Porque, hasta hace apenas unos pocos días, he tenido sobre mi escritorio una bandera de España; un humilde pedazo de rafia sintética, en realidad, que apenas alcanza pulgada y media en diagonal, relegada a ocupar un extremo de la mesa donde tramito expedientes administrativos de lunes a viernes i, de cuando en cuando, aprovecho para confeccionar algún que otro artículo como el que nos ocupa, amable lector, ahora a ambos. Su ubicación, cuidadosamente escogida para que no moleste en exceso, no a mi sino al resto de funcionarios que me acompañan diariamente en la oficina, todo el que se acerca a mi mesa me lo reprocha como si solamente el mero hecho en sí resultase ser una imperdonable ofensa: los liberales y conservadores, de derechas en suma, porque no pueden creer que un hombre que militó unos pocos años en las bases de Izquierda Unida no sienta otra cosa más que amargura por el emblema del país donde nació; y los de izquierdas y/o progresistas, entre los que no sé si incluir al PSOE, porque cualquier distintivo que les recuerda a la Derecha más reaccionaria les saca de quicio.

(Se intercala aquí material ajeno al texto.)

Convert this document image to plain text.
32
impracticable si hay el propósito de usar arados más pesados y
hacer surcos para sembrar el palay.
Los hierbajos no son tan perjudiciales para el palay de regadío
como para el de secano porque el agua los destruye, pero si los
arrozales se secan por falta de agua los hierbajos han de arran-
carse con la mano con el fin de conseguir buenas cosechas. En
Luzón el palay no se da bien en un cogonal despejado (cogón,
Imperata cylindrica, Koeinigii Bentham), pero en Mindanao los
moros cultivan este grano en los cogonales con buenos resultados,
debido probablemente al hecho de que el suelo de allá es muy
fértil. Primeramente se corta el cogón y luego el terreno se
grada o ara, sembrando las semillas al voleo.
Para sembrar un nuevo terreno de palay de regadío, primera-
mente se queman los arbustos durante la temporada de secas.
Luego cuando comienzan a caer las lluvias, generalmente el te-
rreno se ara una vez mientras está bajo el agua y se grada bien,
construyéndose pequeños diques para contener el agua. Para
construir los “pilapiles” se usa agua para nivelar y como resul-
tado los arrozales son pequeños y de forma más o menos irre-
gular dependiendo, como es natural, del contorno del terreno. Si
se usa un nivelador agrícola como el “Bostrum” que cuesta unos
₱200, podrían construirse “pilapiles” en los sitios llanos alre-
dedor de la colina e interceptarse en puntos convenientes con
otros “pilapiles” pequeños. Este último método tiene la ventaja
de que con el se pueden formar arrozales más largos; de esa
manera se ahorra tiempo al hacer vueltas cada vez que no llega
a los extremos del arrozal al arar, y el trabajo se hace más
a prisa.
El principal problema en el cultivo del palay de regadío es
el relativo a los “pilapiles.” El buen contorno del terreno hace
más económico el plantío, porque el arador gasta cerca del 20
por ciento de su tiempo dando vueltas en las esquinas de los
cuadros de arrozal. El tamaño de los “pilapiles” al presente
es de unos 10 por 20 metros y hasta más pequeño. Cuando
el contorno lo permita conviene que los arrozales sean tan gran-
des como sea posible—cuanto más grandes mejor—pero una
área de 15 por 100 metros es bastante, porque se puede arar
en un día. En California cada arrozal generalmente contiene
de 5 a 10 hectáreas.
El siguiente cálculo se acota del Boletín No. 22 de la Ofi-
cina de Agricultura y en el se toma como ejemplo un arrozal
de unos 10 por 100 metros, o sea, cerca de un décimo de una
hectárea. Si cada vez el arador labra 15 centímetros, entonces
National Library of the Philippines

De esta experiencia, vivida durante las dos últimas semanas, apenas recojo en estas líneas un porcentaje ínfimo de aquellas, porque tampoco es cuestión de enredar en exceso a quien, tan amablemente, se ha molestado en echarle un vistazo a estas líneas. El resultado de un experimento tan simple ha sido, por el contrario, muy interesante y fructífero; pero lo que más, que cualquiera que se moviese a mi alrededor se sentía, de una u otra forma, fuertemente impelido a arengar.
Porque, para empezar, la bandera roja y gualda -ni cualquier otro signo, claro está- no pertenece a nadie en particular, sino a todos aquellos que la honran en general. Tampoco es un trozo de tela que ondea al capricho de doctrinarios iluminados, caudillos de intolerancia supina capaces de enredar a todos aquellos que les siguen en un enfrentamiento estéril, con tal de llevar a cabo sus designios. Eso, de hecho, es lo peor que le puede ocurrir a los símbolos: caer en manos de cualquiera que se considere a sí mismo tocado por una mano divina.